The W.W. represents Werft Kiel (the Naval dockyard at Kiel) weapon #10812. In addition to the matching serial numbers throughout this fine Luger, and the matching Navy magazine this weapon is unit marked.

The German military in WWI marked a large percentage of the individual weapons with unit markings.  These were a rather simple code that consisted of initials of the unit and then the weapon number.
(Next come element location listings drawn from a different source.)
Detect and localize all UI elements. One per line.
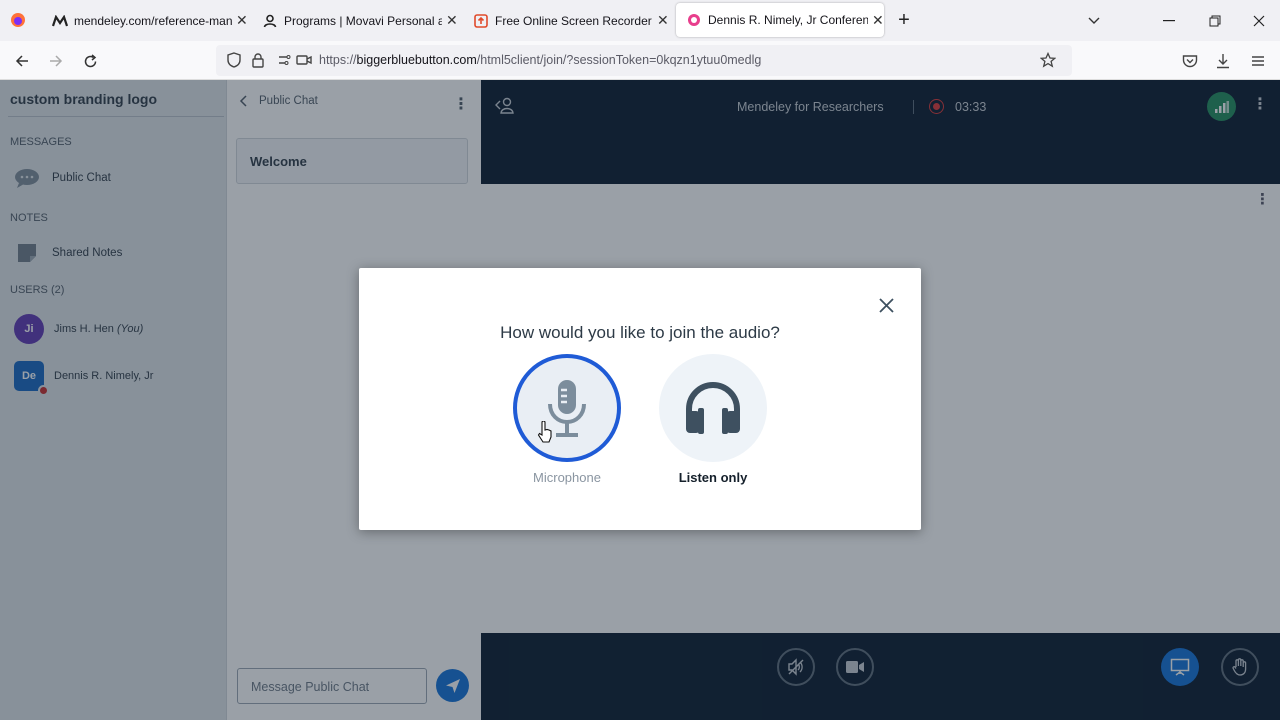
bigbluebutton-icon bbox=[686, 12, 702, 28]
browser-tab-bar: mendeley.com/reference-mana ✕ Programs |… bbox=[0, 0, 1280, 41]
close-icon[interactable]: ✕ bbox=[446, 12, 458, 29]
tab-screen-recorder[interactable]: Free Online Screen Recorder | O ✕ bbox=[463, 0, 669, 41]
minimize-button[interactable] bbox=[1146, 0, 1192, 41]
listen-only-button[interactable] bbox=[659, 354, 767, 462]
user-icon bbox=[262, 13, 278, 29]
restore-button[interactable] bbox=[1192, 0, 1238, 41]
listen-only-label: Listen only bbox=[678, 470, 748, 485]
url-domain: biggerbluebutton.com bbox=[356, 53, 477, 67]
modal-title: How would you like to join the audio? bbox=[500, 323, 780, 342]
url-text: https://biggerbluebutton.com/html5client… bbox=[319, 53, 761, 67]
tab-mendeley[interactable]: mendeley.com/reference-mana ✕ bbox=[42, 0, 248, 41]
forward-button[interactable] bbox=[44, 49, 68, 73]
tab-title: Programs | Movavi Personal acc bbox=[284, 13, 442, 28]
url-path: /html5client/join/?sessionToken=0kqzn1yt… bbox=[476, 53, 762, 67]
new-tab-button[interactable]: + bbox=[882, 0, 926, 41]
tab-movavi[interactable]: Programs | Movavi Personal acc ✕ bbox=[252, 0, 458, 41]
reload-button[interactable] bbox=[78, 49, 102, 73]
list-tabs-button[interactable] bbox=[1071, 0, 1117, 41]
shield-icon[interactable] bbox=[222, 48, 246, 72]
microphone-button[interactable] bbox=[513, 354, 621, 462]
tab-title: Free Online Screen Recorder | O bbox=[495, 13, 653, 28]
close-icon[interactable]: ✕ bbox=[657, 12, 669, 29]
close-icon[interactable]: ✕ bbox=[236, 12, 248, 29]
headphones-icon bbox=[686, 382, 740, 434]
lock-icon[interactable] bbox=[246, 48, 270, 72]
tab-conference[interactable]: Dennis R. Nimely, Jr Conference ✕ bbox=[676, 3, 884, 37]
microphone-label: Microphone bbox=[533, 470, 601, 485]
close-icon bbox=[878, 297, 894, 313]
audio-join-modal: How would you like to join the audio? Mi… bbox=[359, 268, 921, 530]
recorder-icon bbox=[473, 13, 489, 29]
mendeley-icon bbox=[52, 13, 68, 29]
camera-permission-icon[interactable] bbox=[292, 48, 316, 72]
bookmark-star-icon[interactable] bbox=[1036, 48, 1060, 72]
hand-pointer-icon bbox=[537, 420, 553, 448]
tab-title: Dennis R. Nimely, Jr Conference bbox=[708, 13, 868, 27]
pocket-icon[interactable] bbox=[1178, 49, 1202, 73]
downloads-icon[interactable] bbox=[1211, 49, 1235, 73]
tab-title: mendeley.com/reference-mana bbox=[74, 13, 232, 28]
close-modal-button[interactable] bbox=[875, 294, 897, 316]
back-button[interactable] bbox=[10, 49, 34, 73]
browser-nav-bar: https://biggerbluebutton.com/html5client… bbox=[0, 41, 1280, 80]
close-window-button[interactable] bbox=[1236, 0, 1280, 41]
menu-icon[interactable] bbox=[1246, 49, 1270, 73]
url-prefix: https:// bbox=[319, 53, 357, 67]
url-bar[interactable]: https://biggerbluebutton.com/html5client… bbox=[216, 45, 1072, 76]
firefox-icon[interactable] bbox=[10, 12, 26, 28]
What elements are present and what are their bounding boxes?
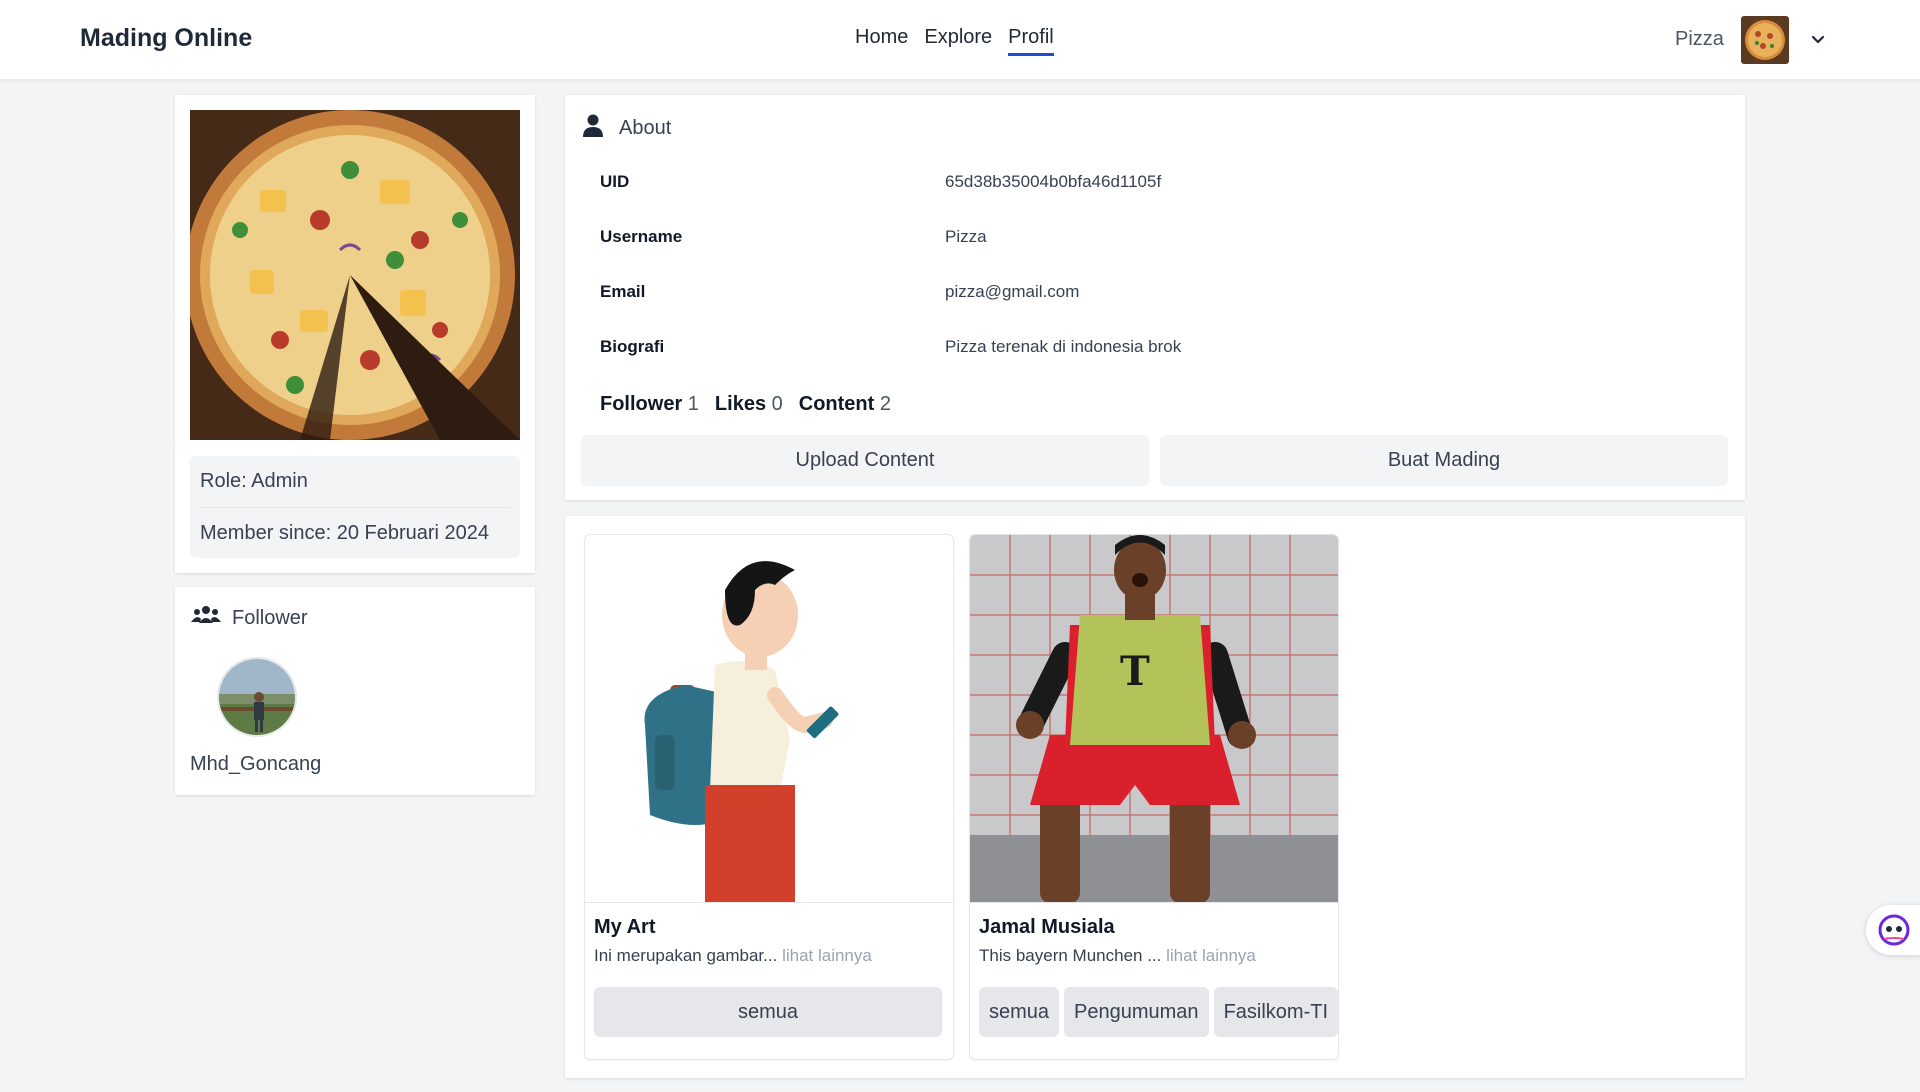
likes-stat-label: Likes [714, 393, 767, 415]
users-icon [190, 605, 222, 631]
role-text: Role: Admin [200, 470, 308, 492]
biografi-label: Biografi [600, 337, 665, 356]
about-title: About [619, 116, 672, 139]
about-header: About [581, 113, 671, 143]
username-label: Username [600, 227, 683, 246]
chevron-down-icon[interactable] [1808, 30, 1828, 50]
see-more-link[interactable]: lihat lainnya [782, 946, 872, 965]
buat-mading-button[interactable]: Buat Mading [1160, 435, 1728, 486]
post-tags: semua [594, 987, 942, 1037]
content-stat: Content 2 [799, 393, 891, 416]
follower-stat: Follower 1 [600, 393, 699, 416]
member-since-text: Member since: 20 Februari 2024 [200, 507, 510, 558]
post-tags: semua Pengumuman Fasilkom-TI [979, 987, 1338, 1037]
follower-title: Follower [232, 606, 308, 629]
tag-chip[interactable]: Pengumuman [1064, 987, 1209, 1037]
likes-stat-count: 0 [771, 393, 783, 415]
svg-text:T: T [1120, 648, 1150, 695]
uid-label: UID [600, 172, 630, 191]
role-info-box: Role: Admin Member since: 20 Februari 20… [190, 456, 520, 558]
post-description: This bayern Munchen ... lihat lainnya [979, 946, 1256, 966]
content-stat-count: 2 [879, 393, 891, 415]
follower-header: Follower [190, 605, 308, 631]
chat-assistant-button[interactable] [1866, 905, 1920, 955]
follower-stat-label: Follower [600, 393, 683, 415]
user-avatar[interactable] [1741, 16, 1789, 64]
post-image[interactable]: T [970, 535, 1338, 903]
post-desc-text: Ini merupakan gambar... [594, 946, 778, 965]
biografi-value: Pizza terenak di indonesia brok [945, 337, 1182, 356]
see-more-link[interactable]: lihat lainnya [1166, 946, 1256, 965]
nav-explore[interactable]: Explore [924, 26, 992, 56]
nav-home[interactable]: Home [855, 26, 908, 56]
tag-chip[interactable]: semua [979, 987, 1060, 1037]
content-grid-card: My Art Ini merupakan gambar... lihat lai… [565, 516, 1745, 1078]
content-stat-label: Content [798, 393, 875, 415]
user-icon [581, 113, 605, 143]
username-value: Pizza [945, 227, 987, 246]
post-title[interactable]: My Art [594, 916, 655, 939]
post-title[interactable]: Jamal Musiala [979, 916, 1115, 939]
brand-title[interactable]: Mading Online [80, 24, 252, 53]
about-card: About UID 65d38b35004b0bfa46d1105f Usern… [565, 95, 1745, 500]
uid-value: 65d38b35004b0bfa46d1105f [945, 172, 1162, 191]
user-name[interactable]: Pizza [1675, 28, 1724, 51]
post-description: Ini merupakan gambar... lihat lainnya [594, 946, 872, 966]
email-label: Email [600, 282, 646, 301]
follower-card: Follower Mhd_Goncang [175, 587, 535, 795]
top-navbar: Mading Online Home Explore Profil Pizza [0, 0, 1920, 80]
main-nav: Home Explore Profil [855, 26, 1054, 56]
post-desc-text: This bayern Munchen ... [979, 946, 1162, 965]
follower-avatar[interactable] [217, 657, 297, 737]
profile-stats: Follower 1 Likes 0 Content 2 [600, 393, 891, 416]
follower-stat-count: 1 [687, 393, 699, 415]
post-card[interactable]: T Jamal Musiala This bayern Munchen ... … [969, 534, 1339, 1060]
profile-card: Role: Admin Member since: 20 Februari 20… [175, 95, 535, 573]
profile-photo [190, 110, 520, 440]
email-value: pizza@gmail.com [945, 282, 1080, 301]
likes-stat: Likes 0 [715, 393, 783, 416]
tag-chip[interactable]: Fasilkom-TI [1213, 987, 1338, 1037]
chat-bot-icon [1878, 914, 1910, 946]
tag-chip[interactable]: semua [594, 987, 942, 1037]
post-card[interactable]: My Art Ini merupakan gambar... lihat lai… [584, 534, 954, 1060]
nav-profil[interactable]: Profil [1008, 26, 1054, 56]
follower-name[interactable]: Mhd_Goncang [190, 753, 321, 776]
upload-content-button[interactable]: Upload Content [581, 435, 1149, 486]
post-image[interactable] [585, 535, 953, 903]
The few (comparably) Lugers issued to the German Navy, plus the losses suffered by the sinking of ships and submarines makes the unit marked Navy very hard to find.

The unit markings raise the collector value of those guns to show that not only were they of a specific model but that the individual weapon was issued to a military person, and then survived.


So within the German WWI official designation of the Pistolen 1904 (Navy) collectors have established four categories briefly distinguished as Old Model (with the right rear toggle lock, - extremely rare); the 1906 1st Issue Unaltered (thumb up-safe, no toggle lock), the 1906 1st Issue Altered (thumb down-safe, milled/filled and restamped Gesichert and finally the 2nd Issue with the manufactured down-safe configuration.


This full rig is rarely found in such a complete variation in this extraordinarily fine condition. This was set up as a holster gun with an early Imperial buckle and two pouch mag.  Probably a shipboard Master of Arms. All matching serial number plus the matching Navy magazine.